Urdinkel wurde 1996 von der IG Dinkel mit der Schreibweise «UrDinkel» als Marke eingetragen. Sie steht für alte, nicht mit Weizen eingekreuzte Schweizer Dinkelsorten von kontrollierten IP-Suisse- oder Bio-Suisse-Betrieben, die auf den Einsatz von Halmverkürzern verzichten. Dinkel ist nicht nur eines der eiweissreichsten Getreide, es enthält auch viele Vitamine und Mineralstoffe, vor allem Magnesium und Zink. 

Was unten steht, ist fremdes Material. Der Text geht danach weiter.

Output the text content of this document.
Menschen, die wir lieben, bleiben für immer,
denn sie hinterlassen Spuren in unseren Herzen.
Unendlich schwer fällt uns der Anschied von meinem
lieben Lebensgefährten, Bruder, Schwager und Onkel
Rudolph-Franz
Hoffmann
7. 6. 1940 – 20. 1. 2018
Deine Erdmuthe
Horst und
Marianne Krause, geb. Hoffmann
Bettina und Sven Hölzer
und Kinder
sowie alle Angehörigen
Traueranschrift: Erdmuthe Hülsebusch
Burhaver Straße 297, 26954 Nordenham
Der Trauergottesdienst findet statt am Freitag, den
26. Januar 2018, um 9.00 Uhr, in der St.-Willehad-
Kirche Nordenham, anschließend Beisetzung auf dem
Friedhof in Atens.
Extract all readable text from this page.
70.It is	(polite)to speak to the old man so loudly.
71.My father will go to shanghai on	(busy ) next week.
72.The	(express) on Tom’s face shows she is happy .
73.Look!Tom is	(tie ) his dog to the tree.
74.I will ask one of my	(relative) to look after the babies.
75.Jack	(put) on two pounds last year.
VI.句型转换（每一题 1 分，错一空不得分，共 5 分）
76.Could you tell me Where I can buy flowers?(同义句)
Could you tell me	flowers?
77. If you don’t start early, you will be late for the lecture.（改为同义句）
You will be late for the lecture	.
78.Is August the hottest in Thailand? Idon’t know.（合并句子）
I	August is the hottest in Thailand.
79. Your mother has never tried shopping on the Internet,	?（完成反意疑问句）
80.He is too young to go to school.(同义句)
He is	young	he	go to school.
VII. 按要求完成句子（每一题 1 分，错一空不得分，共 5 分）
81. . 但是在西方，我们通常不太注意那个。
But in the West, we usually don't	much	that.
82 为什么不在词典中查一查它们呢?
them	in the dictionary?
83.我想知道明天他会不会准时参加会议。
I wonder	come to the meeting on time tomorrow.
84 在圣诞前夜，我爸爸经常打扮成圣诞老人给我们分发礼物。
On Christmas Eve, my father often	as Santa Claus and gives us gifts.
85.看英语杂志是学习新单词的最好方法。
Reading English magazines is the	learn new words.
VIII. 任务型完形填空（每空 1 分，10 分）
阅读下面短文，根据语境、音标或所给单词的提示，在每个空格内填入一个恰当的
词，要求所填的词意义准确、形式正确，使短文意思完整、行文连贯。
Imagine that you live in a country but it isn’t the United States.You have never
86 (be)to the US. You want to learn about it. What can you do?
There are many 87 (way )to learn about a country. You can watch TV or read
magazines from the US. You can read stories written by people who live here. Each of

Auch was die Heiterkeit der Seele betreffe, sei Dinkel förderlich. So wisse man heute, dass Dinkel sechs bis acht essentielle Aminosäuren enthält, die im Körper die Produktion glücklich stimmender Hormone anregen, sagt Simona Gisler. Zudem enthalte Urdinkel hochwertige, ungesättigte Fettsäuren. Deshalb geniesse Urdinkel ein hohes Ansehen insbesondere bei der Ernährung von Sportlern und linienbewussten Menschen. Auf ungefähr 2000 Landwirtschaftlichen Betrieben werde heute Urdinkel produziert, sagt Simona Gisler. Das ist der Präsidentin der IG Dinkel nicht genug. Da sich Urdinkel in den letzten Jahren in der Gourmets- und Spitzenküche, bei vielen innovativen Bäckereien und im Detailhandel etablieren konnte, würden laufend neue Produzenten gesucht, so Gisler. «Wir wollen die Anbau Fläche weiter ausbauen.»